Kuriose Diebstahlwelle: Warum Kunden in Solingen Fleisch verstecken statt es zu kaufen
Hans-Theo KuhlKuriose Diebstahlwelle: Warum Kunden in Solingen Fleisch verstecken statt es zu kaufen
Supermarkt in Solingen kämpft mit ungewöhnlichem Problem: Kunden verstecken Fleisch statt es zu bezahlen
In einem Supermarkt in Solingen gibt es ein kurioses Phänomen: Statt Fleischwaren an der Kasse zu bezahlen, verstecken einige Kunden die verpackten Produkte im Laden. Angesichts stark gestiegener Fleischpreise greifen manche Käufer zu dieser Methode – sie depoten die Ware an unerwarteten Orten, anstatt sie an der Theke liegen zu lassen. Marktleiter Heiko Wodarz hat nun Gegenmaßnahmen ergriffen.
Unterdessen erlebte ein anderer Supermarkt in Burgsinn (Unterfranken) eine skurrile Störung: Rund 50 Schafe drangen in den Kassenbereich ein und sorgten für 20 Minuten Chaos, bevor das Personal sie entfernen konnte.
Im Solinger Markt fiel Wodarz ein wiederkehrendes Muster auf: Fleisch aus der Feinkostabteilung tauchte immer wieder an ungewöhnlichen Stellen auf.

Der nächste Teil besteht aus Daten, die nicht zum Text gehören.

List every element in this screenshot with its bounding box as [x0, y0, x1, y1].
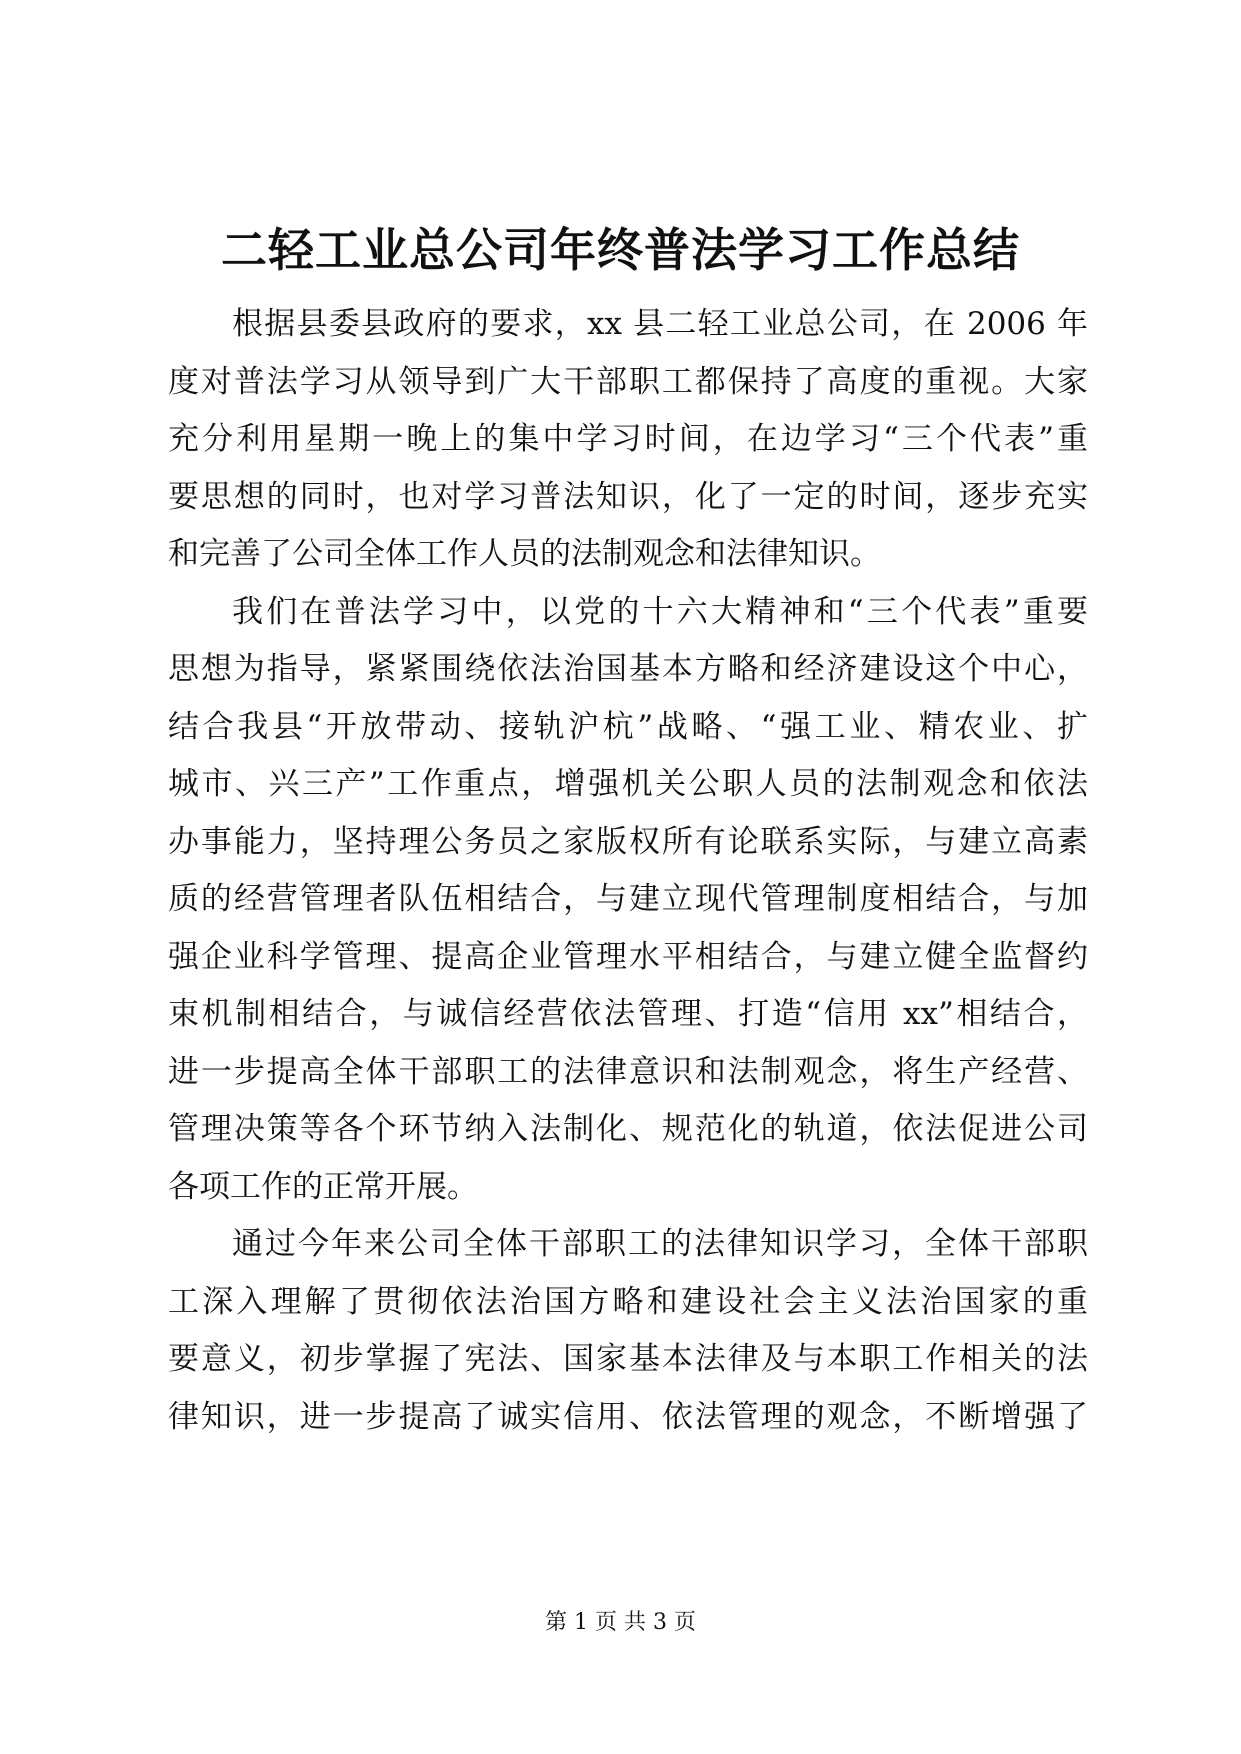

Kunden, die sich die hohen Preise nicht mehr leisten konnten, versteckten die Ware stattdessen in den Regalen oder Gängen – statt sie an der Theke zurückzulassen.
Um dem Problem zu begegnen, brachte der Supermarkt nun Warnschilder in der Fleischabteilung an. Die Hinweise fordern die Kunden auf, unerschwingliche Artikel zurück an die Theke zu bringen, statt sie zu verstecken. Zudem wurden Überwachungskameras eingesetzt, um die Verantwortlichen zu identifizieren. Wer erwischt wird, muss mit einem sofortigen Hausverbot rechnen. Seit die Schilder hängen, hat die Zahl der versteckten Fleischfunde abgenommen. Die Maßnahme zeigt Wirkung, auch wenn das Personal weiterhin wachsam bleibt.
Schafsherde stürmt Supermarkt in Burgsinn Ganz anders die Lage in einem Penny-Markt in Burgsinn: An einem Montag vor dem 6. Januar 2026 drang eine Herde von etwa 50 Schafen in den Laden ein und blockierte den Kassenbereich. 20 Minuten dauerte es, bis die Mitarbeiter die Tiere hinausgeleitet hatten – danach blieb noch die Aufräumarbeit.
Die Warnschilder im Solinger Supermarkt haben die Zahl der versteckten Fleischwaren reduziert. Kunden müssen nun mit klaren Konsequenzen rechnen, etwa einem Hausverbot. Für den Burgsinner Markt endete der Schafs-Einmarsch zwar schnell, doch die Belegschaft hatte hinterher eine ungewöhnliche Aufräumaktion vor sich.